In December, the Government was proposing a price of €30,000 per patient per year for the use of Orkambi. However, it is understood that the company had proposed a price of around €160,000 per patient per year. It not known, yet, what the agreed price is.

“You do have some people saying: ‘I (will) believe it when it is signed.’ I lived in the hope that my son was going to have a brighter future, and that we are going to get this drug. And now I know that my son is going to have a normal life. It is life-changing, we are all working on a high at the moment,” she said.

Though Joy, of Garryowen, is “slightly apprehensive” about the announcement, she said that she is delighted for the children who will be able to avail of Kalydeco.

Orkambi will be made available to patients, aged 12 and older, and Kalydeco will be available for children, aged two to five years, while other age groups will avail of other treatments following market authorisation in Europe.

“I would love to have it for his birthday in October,” Joy said, whose eight-year-old Jason received a late diagnosis when he was four-and-a-half, in April 2013.

“With Orkambi, it doesn’t work for everyone. But we deserve the right to try it, and that is what we have been fighting for. If it works, that’s fantastic. But if it doesn’t, we do know that there are other drugs in the pipeline that are coming along,” she said. 

Both Jason and Michael require constant care from their parents and medical staff.

They each have to take a cocktail of daily medication and both also have to receive regular IVs. Jason receives regular IVs, for a two-week period every three months.

The boys must also take artificial enzymes every time they eat to help them properly digest fat and they are also restricted in the kinds of activities they can participate in, such as PE and playing in play centres. In an interview with the Leader in February, Joy said that while Jason currently has 64% lung function, there is no guarantee he will be alive this time next year given the nature of the disease.

“I was told one day that I was very blasé when talking about Jason’s illness. And I said to the person: ‘Well what do you want me to do?’ Do I crawl into a corner and cry? Who is going to mind my kids? Life is for living. You don’t know what tomorrow is going to bring. And when you do have an illness, there are less guarantees about what is going to happen in your future.”

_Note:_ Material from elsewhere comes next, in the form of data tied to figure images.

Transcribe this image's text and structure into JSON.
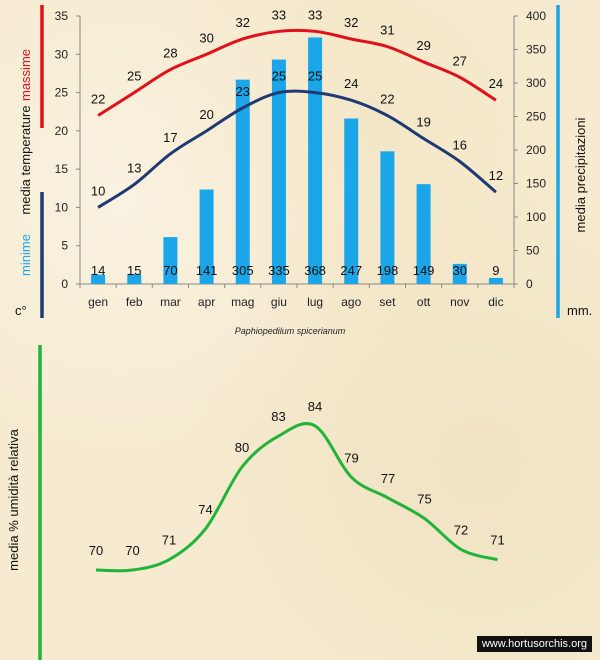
{
  "colors": {
    "max_line": "#e0111b",
    "min_line": "#1f3a73",
    "bars": "#1aa6e8",
    "humidity": "#21b33a",
    "divider": "#1aa6e8"
  },
  "species": "Paphiopedilum spicerianum",
  "watermark": "www.hortusorchis.org",
  "chart_data": [
    {
      "type": "bar+line",
      "categories": [
        "gen",
        "feb",
        "mar",
        "apr",
        "mag",
        "giu",
        "lug",
        "ago",
        "set",
        "ott",
        "nov",
        "dic"
      ],
      "left_axis": {
        "ylim": [
          0,
          35
        ],
        "ticks": [
          0,
          5,
          10,
          15,
          20,
          25,
          30,
          35
        ],
        "unit": "c°",
        "labels": {
          "max": "massime",
          "mean": "media  temperature",
          "min": "minime"
        }
      },
      "right_axis": {
        "ylim": [
          0,
          400
        ],
        "ticks": [
          0,
          50,
          100,
          150,
          200,
          250,
          300,
          350,
          400
        ],
        "unit": "mm.",
        "label": "media  precipitazioni"
      },
      "series": [
        {
          "name": "massime",
          "values": [
            22,
            25,
            28,
            30,
            32,
            33,
            33,
            32,
            31,
            29,
            27,
            24
          ]
        },
        {
          "name": "minime",
          "values": [
            10,
            13,
            17,
            20,
            23,
            25,
            25,
            24,
            22,
            19,
            16,
            12
          ]
        },
        {
          "name": "media precipitazioni",
          "values": [
            14,
            15,
            70,
            141,
            305,
            335,
            368,
            247,
            198,
            149,
            30,
            9
          ]
        }
      ]
    },
    {
      "type": "line",
      "title": "",
      "ylabel": "media %  umidità relativa",
      "categories": [
        "gen",
        "feb",
        "mar",
        "apr",
        "mag",
        "giu",
        "lug",
        "ago",
        "set",
        "ott",
        "nov",
        "dic"
      ],
      "series": [
        {
          "name": "media % umidità relativa",
          "values": [
            70,
            70,
            71,
            74,
            80,
            83,
            84,
            79,
            77,
            75,
            72,
            71
          ]
        }
      ]
    }
  ]
}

Erin Sugrue, of TLC4CF, said that the group was “ecstatic” with the news. 

“We are also very relieved because it has been a tense 10 months, particularly for people who were at an advanced stage of the disease, where on a daily basis it was becoming difficult to breathe," she said.

"And if you are in that position, of if your parent of that child, watching them suffer through that, that is heartbreaking.”